Robert van den Oever: Hallo und herzlich willkommen bei Morningstar. Heute sprechen wir mit dem Aktienanalysten Niklas Kammer, der ab sofort die Aktien von Euronext verfolgt, der Börsengruppe, die wir unter anderem von den Börsen in Amsterdam, Brüssel, Paris und Lissabon kennen.
Niklas, kannst Du uns etwas mehr über diese Aktie, ihren Fair Value und das Moat-Rating erzählen?

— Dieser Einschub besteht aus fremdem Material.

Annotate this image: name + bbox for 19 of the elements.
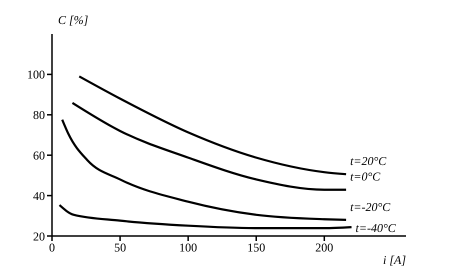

Niklas Kammer: Wir haben angefangen, Euronext-Aktien zu bewerten. Euronext ist, wie Du gerade sagtest, ein auf Europa fokussiertes Börsenunternehmen. Unsere Schätzung für den fairen Wert liegt bei 88 Euro pro Aktie und die Aktie hat ein Narrow Moat Rating. Unser Moat-Rating ergibt sich vor allem aus der starken Position des Unternehmens im Handel mit Aktien auf dem Kassamarkt. Aber sie hat auch eine sehr gute Position bei Indizes und Indexderivaten, die auf ihrer Positionierung im Aktienkassahandel beruht.
Van den Oever: Sie ist also ein wichtiger Akteur in Europa. Der Netzwerkeffekt ist wichtig. In letzter Zeit hat es einige Übernahmen gegeben. Kannst du uns etwas mehr darüber erzählen?
Kammer: Um einen Schritt zurückzutreten und die Sache von einer höheren Ebene aus zu betrachten, denke ich, dass sich alle börsennotierten Unternehmen weltweit und insbesondere die europäischen Unternehmen auf die Diversifizierung ihrer Erträge konzentriert haben. Sie versuchen also, sich von den volatileren Handelseinnahmen oder Einnahmequellen zu lösen und sich mehr auf gebühren- und abonnementbasierte Einnahmequellen zu konzentrieren. Und dabei muss man vor allem an Daten denken. Es geht hier also wirklich um Daten.
Ein weiterer Punkt, auf den sich die Börsen konzentriert haben, ist die weitere Diversifizierung der Lieferkette des gesamten Börsengeschäfts und der Infrastruktur des Finanzmarktes. Euronext hat in diesem Bereich einen großen Schritt getan, indem es die Borsa Italiana von der London Stock Exchange Group übernommen hat, wodurch es eine viel bessere Position im Handel mit festverzinslichen Wertpapieren erlangt hat, aber auch, was sehr wichtig ist, eine eigene Clearingstelle, die eine sehr starke Wettbewerbsposition hat. Das ist ein großer Fortschritt im Wettbewerb mit den größeren europäischen Gruppen.
Van den Oever: Also ein wichtiger Akteur für Europa, aber nicht der einzige. Wir haben noch ein paar andere. Die London Stock Exchange zum Beispiel. Auch die Deutsche Börse. Wenn Sie Euronext mit diesen beiden Konkurrenten vergleichen, wie ist die Position?
Kammer: Zunächst einmal denke ich, dass Euronext aus wettbewerbsrechtlicher Sicht eindeutig der kleinste der drei ist und wirklich versucht, aufzuholen, und das ist in gewisser Weise sehr schwierig, weil wir Börsenwerte oder die Werte, die den Geschäften dieser Börsenunternehmen zugrunde liegen, als sehr "moaty" ansehen, also mit einem hohen Wettbewerbsvorteil. Sie sind teuer im Aufbau und schwer in diesem Wettbewerbsumfeld zu positionieren. Euronext hat also aufgeholt, was den Aufbau einer so starken Wettbewerbsposition angeht.
Aber die beiden größeren Gruppen, die du erwähnt hast, die London Stock Exchange Group und die Deutsche Börse, haben ein viel umfassenderes Angebot, vor allem im Indexgeschäft und auch im Datengeschäft. Und genau aus diesen Gründen ist unsere bevorzugte Aktie im Moment die London Stock Exchange, weil sie das beste Angebot vom Anfang der Wertschöpfungskette, dem Handel, bis hin zum Clearing am Ende dieser Wertschöpfungskette hat. Dann recyceln sie all diese Informationen, die sie in der Wertschöpfungskette sammeln, zu neuen Daten, die sie an ihre Kunden verkaufen.
Van den Oever: Niklas, vielen Dank für Ihre Einblicke in die Landschaft der Börsenunternehmen in Europa. Danke fürs Zuschauen. Für Morningstar bin ich Robert van den Oever.